I thought I had made the power user role with the following code:
--grant power to engineer
grant all privileges on database dr_ev to dr_uce_role;
grant all privileges on all schemas in database dr_ev to dr_uce_role;
grant all privileges on all tables in schema dr_ev.public to dr_uce_role;
grant all privileges on all views in schema dr_ev.public to dr_uce_role;
grant select on future tables in schema dr_ev.public to dr_uce_role;
grant select on future views in schema dr_ev.public to dr_uce_role;
grant all privileges on all tables in schema dr_ev.stg to dr_uce_role;
grant all privileges on all views in schema dr_ev.stg to dr_uce_role;
grant select on future tables in schema dr_ev.stg to dr_uce_role;
grant select on future views in schema dr_ev.stg to dr_uce_role;
This user then created objects in the schemas. However my "DBA" user at SYSADMIN could not see the objects at all. With role ACCOUNTADMIN the user can see the objects, but not query them. My understanding is that ACCOUNTADMIN is the top level account, and can take ownership of these objects anyway, so if this is supposed to be a security feature I don't really understand how it is providing much protection as it can always steal ownership?

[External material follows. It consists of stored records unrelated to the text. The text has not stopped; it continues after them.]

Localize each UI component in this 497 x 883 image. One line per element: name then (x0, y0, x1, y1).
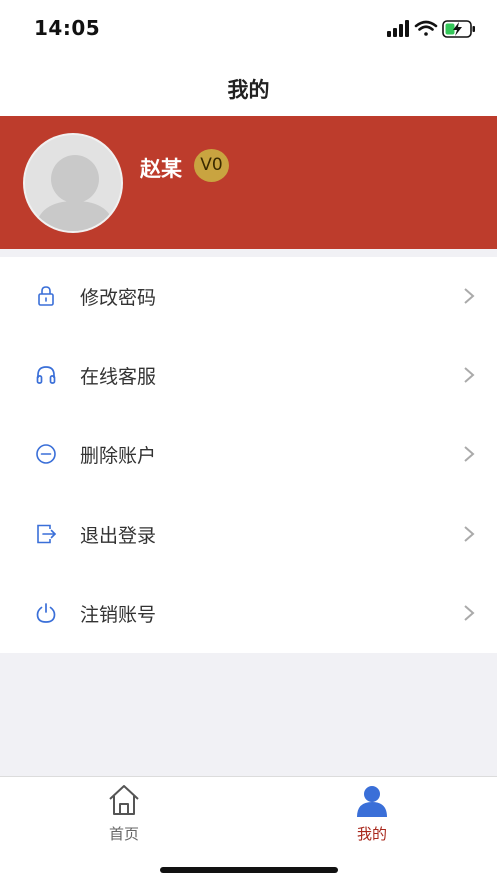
menu-item-customer-service[interactable]: 在线客服 (0, 336, 497, 415)
home-indicator (160, 867, 338, 873)
chevron-right-icon (464, 525, 475, 542)
tab-mine[interactable]: 我的 (332, 783, 412, 844)
chevron-right-icon (464, 604, 475, 621)
logout-icon (37, 524, 57, 543)
nav-bar: 我的 (0, 58, 497, 116)
menu-item-change-password[interactable]: 修改密码 (0, 257, 497, 336)
level-badge: V0 (194, 149, 229, 182)
tab-home[interactable]: 首页 (84, 783, 164, 844)
lock-icon (38, 286, 54, 306)
status-icons (387, 20, 475, 38)
status-bar: 14:05 (0, 0, 497, 58)
battery-charging-icon (442, 20, 475, 38)
avatar[interactable] (23, 133, 123, 233)
menu-item-label: 修改密码 (80, 287, 157, 309)
tab-label: 我的 (356, 825, 387, 843)
person-icon (357, 786, 387, 817)
chevron-right-icon (464, 446, 475, 463)
user-name: 赵某 (140, 157, 182, 181)
menu-item-label: 注销账号 (80, 603, 157, 626)
settings-menu: 修改密码 在线客服 删除账户 退出登录 注销账号 (0, 257, 497, 653)
profile-header: 赵某 V0 (0, 116, 497, 249)
menu-item-cancel-account[interactable]: 注销账号 (0, 574, 497, 653)
home-icon (109, 785, 139, 815)
menu-item-logout[interactable]: 退出登录 (0, 495, 497, 574)
menu-item-label: 在线客服 (80, 366, 157, 389)
menu-item-label: 删除账户 (80, 445, 157, 468)
wifi-icon (414, 20, 438, 36)
page-title: 我的 (227, 78, 270, 102)
status-time: 14:05 (34, 16, 101, 40)
minus-circle-icon (36, 444, 56, 465)
section-divider (0, 249, 497, 257)
headset-icon (36, 366, 56, 385)
menu-item-delete-account[interactable]: 删除账户 (0, 415, 497, 494)
tab-label: 首页 (108, 825, 139, 843)
avatar-placeholder-icon (35, 155, 115, 231)
chevron-right-icon (464, 367, 475, 383)
power-icon (36, 602, 56, 623)
cellular-signal-icon (387, 20, 409, 37)
chevron-right-icon (464, 288, 475, 304)
menu-item-label: 退出登录 (80, 524, 157, 547)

I tried changing ownership of an object as ACCOUNTADMIN to SYSADMIN, to find it had a blocking privilege;
grant ownership on dr_ev.stg.load_opportunity to sysadmin;
SQL execution error: Dependent grant of privilege 'DELETE' on securable 'DR_EV.STG.LOAD_OPPORTUNITY' to role 'DR_UCE_ROLE' exists. It must be revoked first. More than one dependent grant may exist: use 'SHOW GRANTS' command to view them. To revoke all dependent grants while transferring object ownership, use convenience command 'GRANT OWNERSHIP ON TO REVOKE CURRENT GRANTS'.`
I tried taking ownership with
grant ownership on all tables in schema dr_ev.stg to sysadmin revoke current grants;
which did work - although it left my power user unable to see the objects. So I granted them back with
grant all privileges on all tables in schema dr_ev.stg to dr_uce_role;
However I want my power user to be able to create or replace this table. I believe this requires the DROP TABLE privilege, although apparently my power user grants do not provide it, and I am unclear on how I should be providing it?

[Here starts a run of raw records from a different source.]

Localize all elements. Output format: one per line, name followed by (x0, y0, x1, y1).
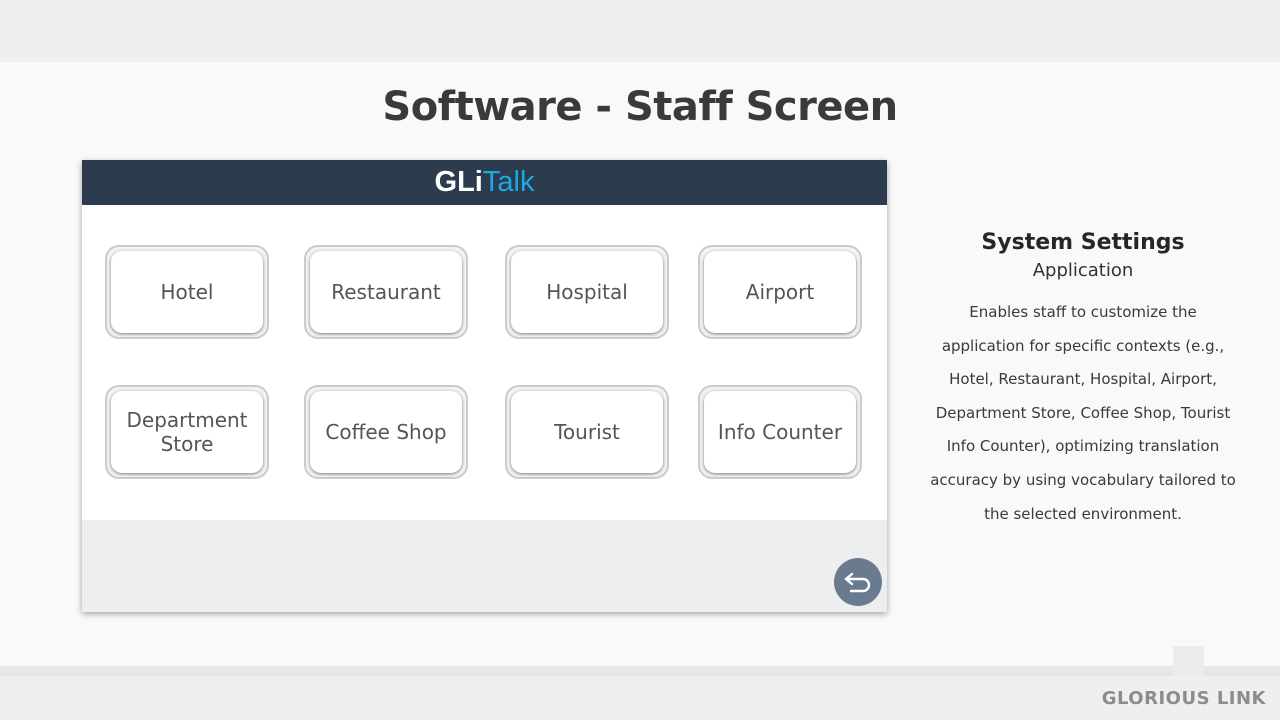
app-header: GLiTalk (82, 160, 887, 205)
hospital-button[interactable]: Hospital (505, 245, 669, 339)
restaurant-button[interactable]: Restaurant (304, 245, 468, 339)
brand-name-part2: Talk (482, 166, 535, 198)
button-label: Hospital (511, 251, 663, 333)
info-counter-button[interactable]: Info Counter (698, 385, 862, 479)
description-title: System Settings (981, 230, 1185, 255)
button-label: Info Counter (704, 391, 856, 473)
coffee-shop-button[interactable]: Coffee Shop (304, 385, 468, 479)
description-body: Enables staff to customize the applicati… (930, 303, 1236, 523)
hotel-button[interactable]: Hotel (105, 245, 269, 339)
description-panel: System Settings Application Enables staf… (930, 228, 1236, 531)
button-label: Restaurant (310, 251, 462, 333)
slide-title: Software - Staff Screen (382, 84, 898, 130)
device-screen: GLiTalk Hotel Restaurant Hospital Airpor… (82, 160, 887, 612)
top-band (0, 0, 1280, 62)
back-button[interactable] (834, 558, 882, 606)
description-subtitle: Application (1032, 260, 1134, 281)
airport-button[interactable]: Airport (698, 245, 862, 339)
app-footer (82, 520, 887, 612)
company-logo: GLORIOUS LINK (1101, 688, 1266, 709)
button-label: Coffee Shop (310, 391, 462, 473)
button-label: Tourist (511, 391, 663, 473)
bottom-divider (0, 666, 1280, 676)
context-grid: Hotel Restaurant Hospital Airport Depart… (82, 205, 887, 520)
button-label: Hotel (111, 251, 263, 333)
department-store-button[interactable]: Department Store (105, 385, 269, 479)
return-arrow-icon (844, 572, 871, 593)
tourist-button[interactable]: Tourist (505, 385, 669, 479)
brand-name-part1: GLi (434, 166, 483, 198)
button-label: Department Store (111, 391, 263, 473)
bottom-band (0, 676, 1280, 720)
corner-tab (1173, 646, 1204, 676)
button-label: Airport (704, 251, 856, 333)
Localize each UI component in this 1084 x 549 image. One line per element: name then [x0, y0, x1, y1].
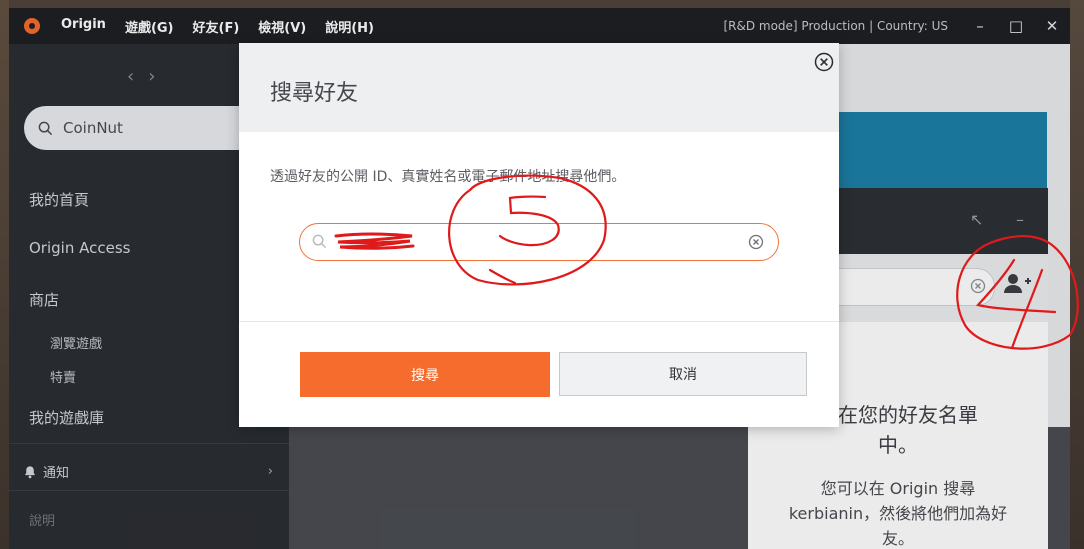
- search-icon: [312, 234, 327, 249]
- cancel-button[interactable]: 取消: [559, 352, 807, 396]
- dialog-divider: [239, 321, 839, 322]
- dialog-title: 搜尋好友: [270, 81, 359, 106]
- dialog-header: 搜尋好友: [239, 43, 839, 132]
- friend-search-input[interactable]: [336, 230, 740, 256]
- dialog-description: 透過好友的公開 ID、真實姓名或電子郵件地址搜尋他們。: [270, 169, 626, 185]
- origin-window: Origin 遊戲(G) 好友(F) 檢視(V) 說明(H) [R&D mode…: [9, 8, 1070, 549]
- search-button[interactable]: 搜尋: [300, 352, 550, 397]
- clear-input-icon[interactable]: [748, 234, 764, 250]
- desktop-background-right: [1070, 0, 1084, 549]
- dialog-close-icon[interactable]: [814, 52, 834, 72]
- desktop-background-left: [0, 0, 9, 549]
- friend-search-field[interactable]: [299, 223, 779, 261]
- search-friends-dialog: 搜尋好友 透過好友的公開 ID、真實姓名或電子郵件地址搜尋他們。 搜尋 取消: [239, 43, 839, 427]
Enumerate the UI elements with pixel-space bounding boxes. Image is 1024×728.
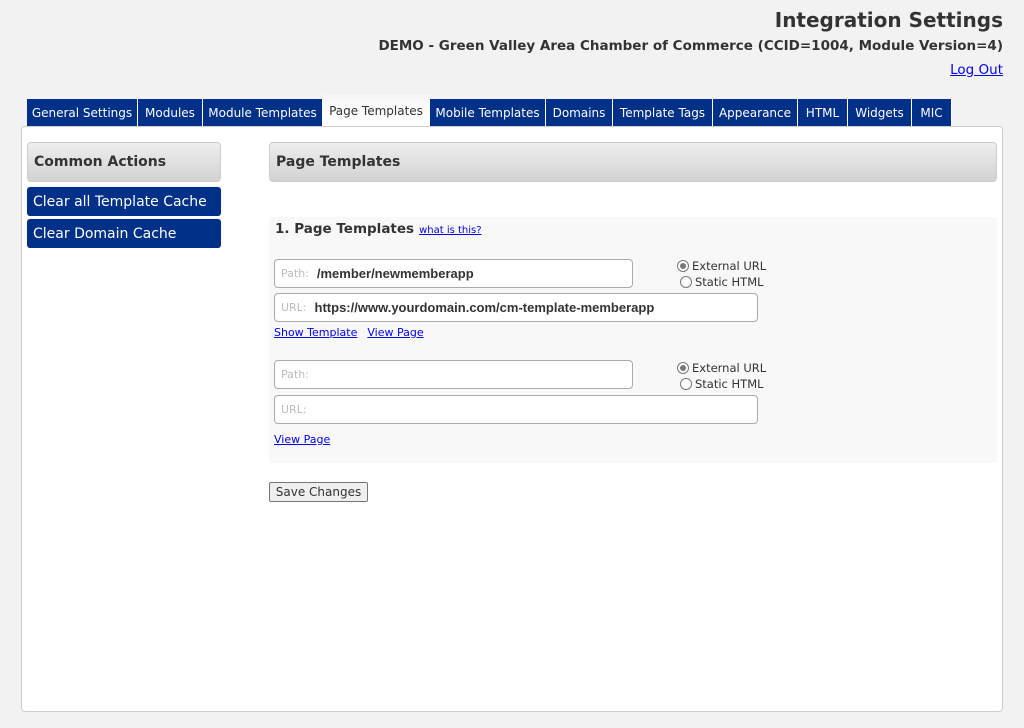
show-template-link[interactable]: Show Template bbox=[274, 326, 357, 339]
path-label: Path: bbox=[281, 267, 309, 280]
url-value: https://www.yourdomain.com/cm-template-m… bbox=[314, 300, 655, 315]
url-label: URL: bbox=[281, 403, 307, 416]
clear-template-cache-button[interactable]: Clear all Template Cache bbox=[27, 187, 221, 216]
tab-domains[interactable]: Domains bbox=[546, 99, 613, 127]
radio-label: External URL bbox=[692, 361, 767, 375]
section-title: 1. Page Templates bbox=[275, 221, 415, 237]
main-header: Page Templates bbox=[269, 142, 997, 182]
radio-label: Static HTML bbox=[695, 377, 764, 391]
url-label: URL: bbox=[281, 301, 307, 314]
radio-static-html-2[interactable]: Static HTML bbox=[680, 377, 764, 391]
page-templates-section bbox=[269, 217, 997, 463]
clear-domain-cache-button[interactable]: Clear Domain Cache bbox=[27, 219, 221, 248]
radio-static-html-1[interactable]: Static HTML bbox=[680, 275, 764, 289]
path-label: Path: bbox=[281, 368, 309, 381]
tab-module-templates[interactable]: Module Templates bbox=[203, 99, 323, 127]
radio-label: Static HTML bbox=[695, 275, 764, 289]
tab-general-settings[interactable]: General Settings bbox=[27, 99, 138, 127]
tab-html[interactable]: HTML bbox=[798, 99, 848, 127]
save-changes-button[interactable]: Save Changes bbox=[269, 482, 368, 502]
url-input-1[interactable]: URL: https://www.yourdomain.com/cm-templa… bbox=[274, 293, 758, 322]
organization-subtitle: DEMO - Green Valley Area Chamber of Comm… bbox=[378, 38, 1003, 54]
radio-external-url-1[interactable]: External URL bbox=[677, 259, 766, 273]
tab-modules[interactable]: Modules bbox=[138, 99, 203, 127]
path-value: /member/newmemberapp bbox=[316, 266, 474, 281]
view-page-link-1[interactable]: View Page bbox=[367, 326, 423, 339]
help-link[interactable]: what is this? bbox=[419, 225, 481, 236]
view-page-link-2[interactable]: View Page bbox=[274, 433, 330, 446]
radio-external-url-2[interactable]: External URL bbox=[677, 361, 766, 375]
tab-mobile-templates[interactable]: Mobile Templates bbox=[430, 99, 546, 127]
tab-appearance[interactable]: Appearance bbox=[713, 99, 798, 127]
page-title: Integration Settings bbox=[774, 8, 1003, 32]
path-input-1[interactable]: Path: /member/newmemberapp bbox=[274, 259, 633, 288]
radio-label: External URL bbox=[692, 259, 767, 273]
path-input-2[interactable]: Path: bbox=[274, 360, 633, 389]
radio-selected-icon bbox=[677, 260, 689, 272]
logout-link[interactable]: Log Out bbox=[950, 62, 1003, 78]
tab-page-templates[interactable]: Page Templates bbox=[323, 95, 430, 127]
radio-icon bbox=[680, 276, 692, 288]
radio-icon bbox=[680, 378, 692, 390]
radio-selected-icon bbox=[677, 362, 689, 374]
url-input-2[interactable]: URL: bbox=[274, 395, 758, 424]
tab-widgets[interactable]: Widgets bbox=[848, 99, 912, 127]
tab-template-tags[interactable]: Template Tags bbox=[613, 99, 713, 127]
common-actions-header: Common Actions bbox=[27, 142, 221, 182]
tab-mic[interactable]: MIC bbox=[912, 99, 952, 127]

I will not say I have the greatest understanding of Snowflake privileges and am wondering if the statements above like grant all privileges on all tables in schema do not live at the schema level to blanket apply to all tables, but actually sets object level permissions and my original approach has simply been too granular as I do not actually wish to manage anything at object level. That being said, I am unclear in the doc how to manage at a higher level than object anyway if the statement is actually just a shortcut to set many object privileges. How can I accomplish my original goals?